Lucie shows compassion for Sydney Carton by allowing him to come by her house and be a family friend even though he is pining for her.
The love story of Sydney Carton and Lucie Manette is a love story for the ages. It was also completely one-sided. Carton knew that Lucie did not and could not love him. In fact, he also knew that she loved another—Charles “Darnay” St. Evremonde. Lucie was compassionate and had a good heart. She saw through Sydney Carton’s façade of drunken irreverence to see a man in pain.
Carton was no doubt in a great deal of pain even before he met Lucie. Feeling his life was being wasted, he drank it away and put very little effort into it. He accompanied Stryver and allowed the other lawyer to take credit for his brilliance. Sydney Carton did not care about credit.
During Darnay’s trial, Carton used a legal trick to create reasonable doubt in the jury. Darnay was acquitted. From that point on, Carton became somewhat of a fixture in the Manette household, even as Lucie was falling in love with Charles. Carton was aware of this, and content to pine at a distance. Despite both his drunkenness and his brilliance, it seems Carton was shy—at least when it came to Lucie.
Carton finally got up the nerve to approach Lucie, and he was honest with her. In a very romantic but egotistical way, he told her that he loved her, but that he knew he couldn't have her. He didn't want to. All he wanted was to be in her life, and be of some service to her. He told her that she had saved his life. He lived for her now.

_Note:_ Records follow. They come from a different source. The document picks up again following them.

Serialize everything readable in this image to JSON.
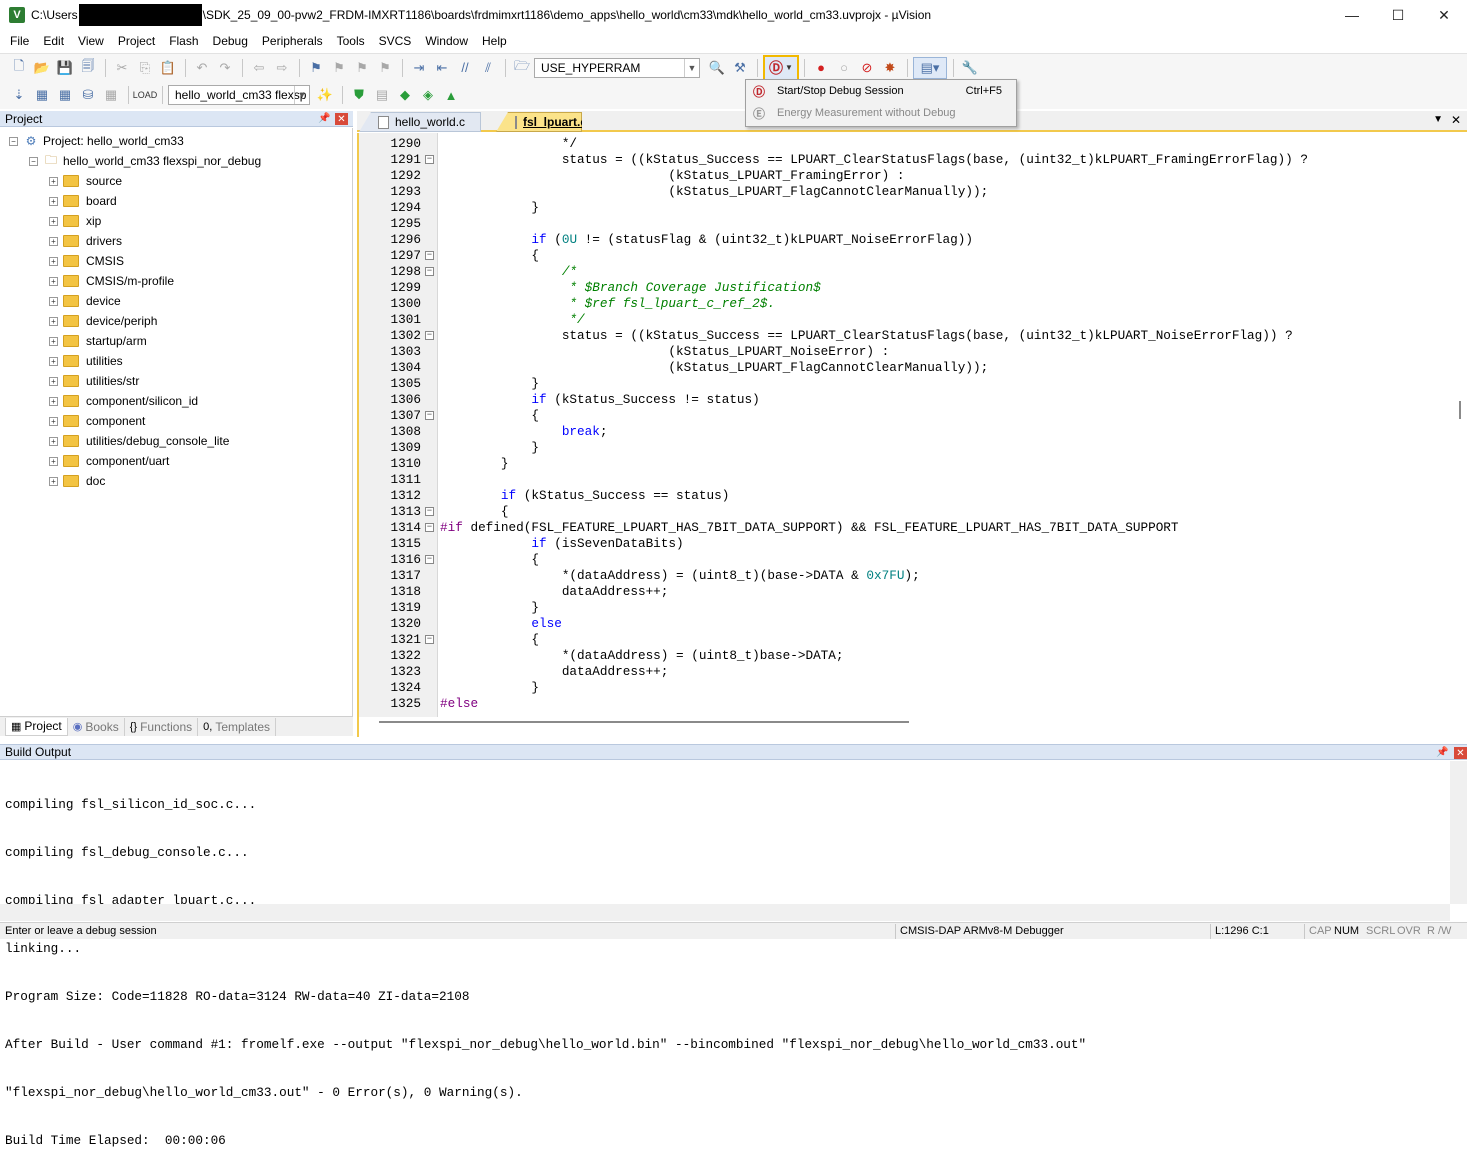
{
  "window": {
    "title_prefix": "C:\\Users",
    "title_suffix": "\\SDK_25_09_00-pvw2_FRDM-IMXRT1186\\boards\\frdmimxrt1186\\demo_apps\\hello_world\\cm33\\mdk\\hello_world_cm33.uvprojx - µVision",
    "icon": "V",
    "minimize": "—",
    "maximize": "☐",
    "close": "✕"
  },
  "menu": [
    "File",
    "Edit",
    "View",
    "Project",
    "Flash",
    "Debug",
    "Peripherals",
    "Tools",
    "SVCS",
    "Window",
    "Help"
  ],
  "toolbar": {
    "define_combo": "USE_HYPERRAM",
    "target_combo": "hello_world_cm33 flexsp"
  },
  "debug_menu": {
    "items": [
      {
        "label": "Start/Stop Debug Session",
        "shortcut": "Ctrl+F5"
      },
      {
        "label": "Energy Measurement without Debug",
        "shortcut": ""
      }
    ]
  },
  "project_panel": {
    "title": "Project",
    "project_label": "Project: hello_world_cm33",
    "target_label": "hello_world_cm33 flexspi_nor_debug",
    "groups": [
      "source",
      "board",
      "xip",
      "drivers",
      "CMSIS",
      "CMSIS/m-profile",
      "device",
      "device/periph",
      "startup/arm",
      "utilities",
      "utilities/str",
      "component/silicon_id",
      "component",
      "utilities/debug_console_lite",
      "component/uart",
      "doc"
    ],
    "tabs": [
      "Project",
      "Books",
      "Functions",
      "Templates"
    ]
  },
  "editor": {
    "tabs": [
      "hello_world.c",
      "fsl_lpuart.c"
    ],
    "lines": [
      {
        "n": "1290",
        "f": "",
        "h": [
          [
            "",
            "                */"
          ]
        ]
      },
      {
        "n": "1291",
        "f": "-",
        "h": [
          [
            "",
            "                status = ((kStatus_Success == LPUART_ClearStatusFlags(base, (uint32_t)kLPUART_FramingErrorFlag)) ?"
          ]
        ]
      },
      {
        "n": "1292",
        "f": "",
        "h": [
          [
            "",
            "                              (kStatus_LPUART_FramingError) :"
          ]
        ]
      },
      {
        "n": "1293",
        "f": "",
        "h": [
          [
            "",
            "                              (kStatus_LPUART_FlagCannotClearManually));"
          ]
        ]
      },
      {
        "n": "1294",
        "f": "",
        "h": [
          [
            "",
            "            }"
          ]
        ]
      },
      {
        "n": "1295",
        "f": "",
        "h": [
          [
            "",
            ""
          ]
        ]
      },
      {
        "n": "1296",
        "f": "",
        "h": [
          [
            "kw",
            "            if"
          ],
          [
            "",
            " ("
          ],
          [
            "num",
            "0U"
          ],
          [
            "",
            " != (statusFlag & (uint32_t)kLPUART_NoiseErrorFlag))"
          ]
        ]
      },
      {
        "n": "1297",
        "f": "-",
        "h": [
          [
            "",
            "            {"
          ]
        ]
      },
      {
        "n": "1298",
        "f": "-",
        "h": [
          [
            "cm",
            "                /*"
          ]
        ]
      },
      {
        "n": "1299",
        "f": "",
        "h": [
          [
            "cm",
            "                 * $Branch Coverage Justification$"
          ]
        ]
      },
      {
        "n": "1300",
        "f": "",
        "h": [
          [
            "cm",
            "                 * $ref fsl_lpuart_c_ref_2$."
          ]
        ]
      },
      {
        "n": "1301",
        "f": "",
        "h": [
          [
            "cm",
            "                 */"
          ]
        ]
      },
      {
        "n": "1302",
        "f": "-",
        "h": [
          [
            "",
            "                status = ((kStatus_Success == LPUART_ClearStatusFlags(base, (uint32_t)kLPUART_NoiseErrorFlag)) ?"
          ]
        ]
      },
      {
        "n": "1303",
        "f": "",
        "h": [
          [
            "",
            "                              (kStatus_LPUART_NoiseError) :"
          ]
        ]
      },
      {
        "n": "1304",
        "f": "",
        "h": [
          [
            "",
            "                              (kStatus_LPUART_FlagCannotClearManually));"
          ]
        ]
      },
      {
        "n": "1305",
        "f": "",
        "h": [
          [
            "",
            "            }"
          ]
        ]
      },
      {
        "n": "1306",
        "f": "",
        "h": [
          [
            "kw",
            "            if"
          ],
          [
            "",
            " (kStatus_Success != status)"
          ]
        ]
      },
      {
        "n": "1307",
        "f": "-",
        "h": [
          [
            "",
            "            {"
          ]
        ]
      },
      {
        "n": "1308",
        "f": "",
        "h": [
          [
            "kw",
            "                break"
          ],
          [
            "",
            ";"
          ]
        ]
      },
      {
        "n": "1309",
        "f": "",
        "h": [
          [
            "",
            "            }"
          ]
        ]
      },
      {
        "n": "1310",
        "f": "",
        "h": [
          [
            "",
            "        }"
          ]
        ]
      },
      {
        "n": "1311",
        "f": "",
        "h": [
          [
            "",
            ""
          ]
        ]
      },
      {
        "n": "1312",
        "f": "",
        "h": [
          [
            "kw",
            "        if"
          ],
          [
            "",
            " (kStatus_Success == status)"
          ]
        ]
      },
      {
        "n": "1313",
        "f": "-",
        "h": [
          [
            "",
            "        {"
          ]
        ]
      },
      {
        "n": "1314",
        "f": "-",
        "h": [
          [
            "pp",
            "#if"
          ],
          [
            "",
            " defined(FSL_FEATURE_LPUART_HAS_7BIT_DATA_SUPPORT) && FSL_FEATURE_LPUART_HAS_7BIT_DATA_SUPPORT"
          ]
        ]
      },
      {
        "n": "1315",
        "f": "",
        "h": [
          [
            "kw",
            "            if"
          ],
          [
            "",
            " (isSevenDataBits)"
          ]
        ]
      },
      {
        "n": "1316",
        "f": "-",
        "h": [
          [
            "",
            "            {"
          ]
        ]
      },
      {
        "n": "1317",
        "f": "",
        "h": [
          [
            "",
            "                *(dataAddress) = (uint8_t)(base->DATA & "
          ],
          [
            "num",
            "0x7FU"
          ],
          [
            "",
            ");"
          ]
        ]
      },
      {
        "n": "1318",
        "f": "",
        "h": [
          [
            "",
            "                dataAddress++;"
          ]
        ]
      },
      {
        "n": "1319",
        "f": "",
        "h": [
          [
            "",
            "            }"
          ]
        ]
      },
      {
        "n": "1320",
        "f": "",
        "h": [
          [
            "kw",
            "            else"
          ]
        ]
      },
      {
        "n": "1321",
        "f": "-",
        "h": [
          [
            "",
            "            {"
          ]
        ]
      },
      {
        "n": "1322",
        "f": "",
        "h": [
          [
            "",
            "                *(dataAddress) = (uint8_t)base->DATA;"
          ]
        ]
      },
      {
        "n": "1323",
        "f": "",
        "h": [
          [
            "",
            "                dataAddress++;"
          ]
        ]
      },
      {
        "n": "1324",
        "f": "",
        "h": [
          [
            "",
            "            }"
          ]
        ]
      },
      {
        "n": "1325",
        "f": "",
        "h": [
          [
            "pp",
            "#else"
          ]
        ]
      }
    ]
  },
  "build_output": {
    "title": "Build Output",
    "lines": [
      "compiling fsl_silicon_id_soc.c...",
      "compiling fsl_debug_console.c...",
      "compiling fsl_adapter_lpuart.c...",
      "linking...",
      "Program Size: Code=11828 RO-data=3124 RW-data=40 ZI-data=2108",
      "After Build - User command #1: fromelf.exe --output \"flexspi_nor_debug\\hello_world.bin\" --bincombined \"flexspi_nor_debug\\hello_world_cm33.out\"",
      "\"flexspi_nor_debug\\hello_world_cm33.out\" - 0 Error(s), 0 Warning(s).",
      "Build Time Elapsed:  00:00:06"
    ]
  },
  "status": {
    "message": "Enter or leave a debug session",
    "debugger": "CMSIS-DAP ARMv8-M Debugger",
    "position": "L:1296 C:1",
    "caps": "CAP",
    "num": "NUM",
    "scrl": "SCRL",
    "ovr": "OVR",
    "rw": "R /W"
  },
  "colors": {
    "accent_yellow": "#f2c94c",
    "keyword": "#0000ff",
    "comment": "#008000",
    "preprocessor": "#800080",
    "number": "#008080"
  }
}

"Since it is my misfortune, Mr. Carton, to have made you more unhappy than you were before you knew me—"
"Don't say that, Miss Manette, for you would have reclaimed me, if anything could. You will not be the cause of my becoming worse." (Book 2, Chapter 13)
Lucie treated Carton with great respect during this conversation. She was sweet to him, and almost reverent, as she realized that he was willing to sacrifice everything for her. All he asked was to be in her life in this small way. His remarks were prophetic.
"For you, and for any dear to you, I would do anything. If my career were of that better kind that there was any opportunity or capacity of sacrifice in it, I would embrace any sacrifice for you and for those dear to you. Try to hold me in your mind, at some quiet times, as ardent and sincere in this one thing." (Book 2, Chapter 13)
In the end, Carton made good on his promise. He was allowed to accompany the Manettes to Paris, and there he did what he could. He traded places with Charles, and died at the guillotine so that Lucie could be happy. It was his last romantic gesture.